After a successful military career, including stints in the Philippines, the Panama Canal Zone, and service in World War I, General Robert E. Wood entered the business world. Wood began working at Montgomery Ward, rising to vice president before leaving the company over a dispute about company strategy. After leaving Ward's in 1924, he joined their main competitor, Sears, Roebuck, where he contributed to their wild successes and their eventual dominance over Ward's.
During his time at Sears, Wood served as a vice president and eventually rose to be the chairman from 1939 to 1954. Wood brought to Sears two key attributes that made him a business success and that helped make American capitalism flourish. The first was a deep knowledge of operations management. During his time in the Panama Canal Zone when the canal was still under construction, he rose to the post of Chief Quartermaster when he quickly mastered the management of a massive workforce as well as a intricate supply network. Contemporary reports indicate that Wood was able to keep enough fresh Portland Cement coming to the canal zone so that workers could be constantly and efficiently employed, but not so much that the humid conditions would spoil any excess supply. This organizational genius would later serve him well in running an ever-expanding Sears. The second trait that Wood brought to the business world was his deep interest and understanding of demographics. Again, during his time in the canal zone, Wood would spend his free time studying the Statistical Abstract of the United States and various Census reports. From this arid study of the trends of the American population, Wood gained a deeply-focused sense of how to stay ahead of changes in settlement patterns and shopping habits.

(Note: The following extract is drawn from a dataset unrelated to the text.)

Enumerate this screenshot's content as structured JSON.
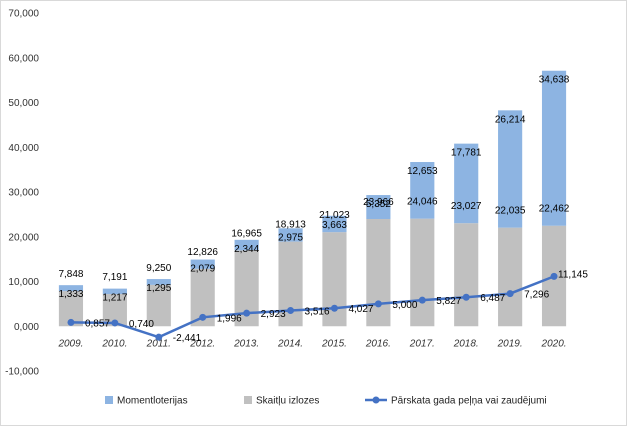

At Sears, Wood first oversaw the expansion of the company from a strictly mail-order business to one that operated retail locations. He pushed this strategy further when he led the company to open retail locations both in the growing urban centers as well as in the more rural areas, when improved transportation allowed such customers to enjoy shopping at a centralized location.
During the years of World War II, Wood also planned and executed a brilliant corporate expansion strategy that put Sears ahead of its competitors when the post-war economic explosion took place. Unlike his peers, who feared that the end of WWII might bring a return to a recession or even depression conditions, Wood knew from his study of demographics that Americans had been becoming more urbanized and that war-time rationing and Depression Era conditions had created a great pent-up demand for consumer goods. In the decade after WWII ended, thanks to his vision and willingness to make capital investments, Wood oversaw a near tripling of Sears, Roebuck's sales. By the 1967 Christmas season, Sears became the first retailer to reach $1,000,000,000 in sales in one month.
Wood's place as a hero of capitalism comes from his principal achievement, the use of knowledge of demographic trends to dramatically expand his business, thereby resulting in cheaper and more easily-available goods for everyone. Though the Sears company have since faltered, Wood's vision blazed the trail for later retail geniuses such as Sam Walton to continue expanding that sector of the economy and bringing more prosperity to the American people.